Quite simply, you cannot achieve matched colour balance across the
entire range with a this emulsion using only exposure control. That is
clear from a mathematical position, viewing the curves, and you have
demonstrated this in practice. This means that, as I pointed out
several posts back, you cannot achieve your aim with a raw scan - you
must apply channel specific post processing, either in the scanner
itself or in your preferred image processing software.
I can understand why you are having a hard time coming to terms with
this. The entire discussion reminds me of one I had about 30 years ago
when I was working as a photographer and first dabbling in my own colour
printing from negatives. My job was mainly B&W and colour slide
material but my boss, who had been in the game for decades at the time,
let me use some of the darkrooms to set up my own colour D&P kit since
he was interested in seeing what sort of results could be achieved from
"modern" kit.
Now *he* was the first person that I ever heard talking about "slope
control" - he wanted to know how you could ever achieve a matched colour
balance across the tonal range without what he termed "slope control". I
hadn't a clue what he was talking about, and tried to explain the
procedure was just down to getting the correct exposure, through colour
correction filters dialled up on the enlarger head, based on colour
analyser measurements and test strips.

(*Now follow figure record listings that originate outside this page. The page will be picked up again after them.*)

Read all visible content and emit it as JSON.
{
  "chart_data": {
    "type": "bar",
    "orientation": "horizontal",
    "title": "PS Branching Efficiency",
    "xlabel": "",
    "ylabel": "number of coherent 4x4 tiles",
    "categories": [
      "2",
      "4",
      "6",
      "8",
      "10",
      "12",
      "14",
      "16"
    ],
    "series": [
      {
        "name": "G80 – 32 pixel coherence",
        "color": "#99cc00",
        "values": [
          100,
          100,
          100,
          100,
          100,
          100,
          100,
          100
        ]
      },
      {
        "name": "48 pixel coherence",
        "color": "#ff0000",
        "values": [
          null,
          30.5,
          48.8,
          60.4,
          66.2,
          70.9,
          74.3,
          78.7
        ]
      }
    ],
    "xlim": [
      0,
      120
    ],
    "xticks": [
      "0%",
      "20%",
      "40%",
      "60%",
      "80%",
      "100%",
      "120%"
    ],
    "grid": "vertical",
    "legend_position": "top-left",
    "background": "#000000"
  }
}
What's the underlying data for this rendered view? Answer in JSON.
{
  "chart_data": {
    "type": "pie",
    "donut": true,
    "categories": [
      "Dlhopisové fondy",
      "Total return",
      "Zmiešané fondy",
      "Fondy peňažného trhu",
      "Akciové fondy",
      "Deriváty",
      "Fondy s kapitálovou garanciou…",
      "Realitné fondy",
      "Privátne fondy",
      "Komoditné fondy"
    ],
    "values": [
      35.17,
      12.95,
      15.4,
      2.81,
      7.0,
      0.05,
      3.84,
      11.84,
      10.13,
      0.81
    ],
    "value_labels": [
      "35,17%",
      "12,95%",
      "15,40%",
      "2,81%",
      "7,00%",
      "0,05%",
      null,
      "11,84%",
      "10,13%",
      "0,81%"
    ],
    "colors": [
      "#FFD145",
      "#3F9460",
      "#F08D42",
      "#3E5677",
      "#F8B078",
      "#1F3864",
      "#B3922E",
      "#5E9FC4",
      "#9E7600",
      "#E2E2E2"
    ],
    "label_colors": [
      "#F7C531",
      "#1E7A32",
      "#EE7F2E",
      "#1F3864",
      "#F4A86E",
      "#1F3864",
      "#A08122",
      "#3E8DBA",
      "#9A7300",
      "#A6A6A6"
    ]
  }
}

He kept telling me that you
could only get the colour balance at one point, and you needed some form
of "slope control" to get it at across the range.
It was several years later, long after I had given up working in that
field and lost touch with him, that I actually cottoned on to what he
was talking about. The "slope control" is achieved by Kodak matching
the response curves of the film and the paper at the specific process
temperatures - together with the orange mask on colour negatives. Change
film or paper manufacturer, or process temperature, and you did indeed
get a slightly different colour balance, albeit slight because the main
manufacturers were essentially working to the same baseline. Those that
weren't tended to produce less than ideal results, but at the time I
didn't know why.
Now, as you can see from looking at the KC curves, they have different
slopes. And just as my old boss said all those years ago, you need
"slope control" to match the colour balance across the tonal range.
These days, "slope control" is called gamma - because that is exactly
what gamma does, it adjusts the slope of the denisty-log(exposure)
curve.
So, for a nicely behaved film which only has second order curves (no
wiggly bits) you need black point adjustment to correct for the film toe
or density limit, gain adjustment to correct for the offset in the
curves and gamma adjustment to correct for the slope. Exposure
adjustment just controls the gain, which is only one of the minimum set
of controls required and that is why you cannot achieve what you are
attempting with exposure control alone.